After all the hard living and all the arrests and rehab centers, Bob Probert has now been accused of breaking the first rule that every mother teaches her child: Always wear clean underwear, because you never know when you might be in an accident. Probert, a popular 6'3" forward for the Detroit Red Wings, was, authorities said, driving a borrowed car filled with empty beer cans and an empty liquor bottle when he was stopped after crossing the border from Canada to the U.S. at the Detroit-Windsor Tunnel at 5:15 a.m. last Thursday. "Some people said he was a bomb waiting to explode," said Red Wing forward Joe Kocur, who roomed with Probert for a year. The bomb apparently went off when U.S. Customs agents allegedly found a cocaine mill—used to grind rock cocaine into powder form—in Probert's coat pocket. During a strip search, agents said they then discovered 14.3 grams (about half an ounce) of cocaine concealed inside his underpants.
Probert was arraigned in U.S. district court in Detroit and charged with importation of cocaine into the U.S. He was released on a $50,000 bond. If convicted, he faces a maximum sentence of 20 years in prison and a $1 million fine. Acting with a firmness he seems to exhibit only on the subject of drugs, NHL president John Ziegler expelled Probert from the league two days later (the expulsion is for life, unless Probert is exonerated of the charges). Ziegler didn't wait to speak with Probert before acting. Probert had finally crossed a line at which there were no border guards, and now there may be no going back. "What I see is a 23-year-old kid throwing a career away," said Detroit defenseman Lee Norwood. "But it's out of our hands now. Bob's going to go away for a while."
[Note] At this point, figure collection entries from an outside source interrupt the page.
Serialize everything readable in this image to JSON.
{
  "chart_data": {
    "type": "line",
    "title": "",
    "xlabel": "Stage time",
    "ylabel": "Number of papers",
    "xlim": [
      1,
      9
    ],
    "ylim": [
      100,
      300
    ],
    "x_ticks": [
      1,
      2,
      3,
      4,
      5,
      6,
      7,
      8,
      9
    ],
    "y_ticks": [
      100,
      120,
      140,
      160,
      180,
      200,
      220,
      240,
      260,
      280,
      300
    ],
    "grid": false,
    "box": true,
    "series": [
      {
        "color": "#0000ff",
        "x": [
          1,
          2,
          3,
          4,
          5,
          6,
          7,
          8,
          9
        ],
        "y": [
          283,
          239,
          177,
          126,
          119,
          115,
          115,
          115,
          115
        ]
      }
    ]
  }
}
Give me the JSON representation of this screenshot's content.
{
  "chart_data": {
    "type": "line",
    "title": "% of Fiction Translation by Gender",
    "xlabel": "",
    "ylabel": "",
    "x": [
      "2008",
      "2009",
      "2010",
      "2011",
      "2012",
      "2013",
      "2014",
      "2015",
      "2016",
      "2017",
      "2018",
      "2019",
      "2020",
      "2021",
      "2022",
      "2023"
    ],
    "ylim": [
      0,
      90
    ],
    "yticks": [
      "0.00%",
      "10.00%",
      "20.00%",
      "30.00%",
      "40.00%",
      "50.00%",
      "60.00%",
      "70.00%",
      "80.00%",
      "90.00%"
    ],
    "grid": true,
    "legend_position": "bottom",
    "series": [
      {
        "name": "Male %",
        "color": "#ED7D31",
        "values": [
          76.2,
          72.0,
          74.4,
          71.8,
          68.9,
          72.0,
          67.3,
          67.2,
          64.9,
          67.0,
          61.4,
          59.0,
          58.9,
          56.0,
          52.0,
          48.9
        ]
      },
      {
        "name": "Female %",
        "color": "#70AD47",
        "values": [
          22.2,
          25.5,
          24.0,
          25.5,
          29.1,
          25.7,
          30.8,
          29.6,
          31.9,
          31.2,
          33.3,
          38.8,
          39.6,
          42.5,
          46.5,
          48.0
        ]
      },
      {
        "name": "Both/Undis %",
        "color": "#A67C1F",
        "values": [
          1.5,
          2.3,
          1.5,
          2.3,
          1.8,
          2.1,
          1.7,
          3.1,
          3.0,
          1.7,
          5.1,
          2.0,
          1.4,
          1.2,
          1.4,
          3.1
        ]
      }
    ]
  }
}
Probert had been in five alcohol rehabilitation centers over the past three years, most recently the Betty Ford Center in Palm Springs, Calif., in October. When Probert was told he would have to stay at the clinic two to three months, he bolted after less than two weeks—a move that should have been a warning that he was dangerously out of control. When he fled the Ford clinic, he was already under a team suspension for missing several flights and practices during training camp. In his three previous seasons with the Red Wings, Probert had been convicted of refusing to take a breath test, pleaded guilty to driving while impaired, and was convicted of assaulting a police officer in a scuffle in a Windsor, Ont., bar.
The Red Wings were already well-acquainted with Probert's escapades when they signed him to a new three-year contract last March reported to be worth $200,000 a year. In May he was caught drinking and violating curfew along with several other Detroit players the night before Game 5 of their Stanley Cup semifinal series with Edmonton. "I was shocked at his latest trouble because it was drugs," said Red Wing coach Jacques Demers last week. "If I got a call and they said that Bob Probert was drunk, I'd say, 'Oh, he's done that again?' But drugs, this is something completely different."
March 13, 1989
Well, not really so different, of course. But it is that inexplicable mind-set, one so common in the NHL and pro sports generally, that helped make it possible for a chronic substance abuser like Probert to avoid dealing with his condition until he finally got caught with a drug that pro sports higher-ups actually take seriously. The fact that Probert was of value as a player—he led the league with 398 penalty minutes last season and was generally considered to be the best fighter in hockey, which is no small accolade in the NHL—no doubt prompted the Red Wings to give him so many second chances. At the time of his arrest he had only recently returned from being suspended for arriving late for a game.
"These things just kept going on and on," Kocur said. "They didn't stop. But the Bob Probert saga is over with now. He's gone."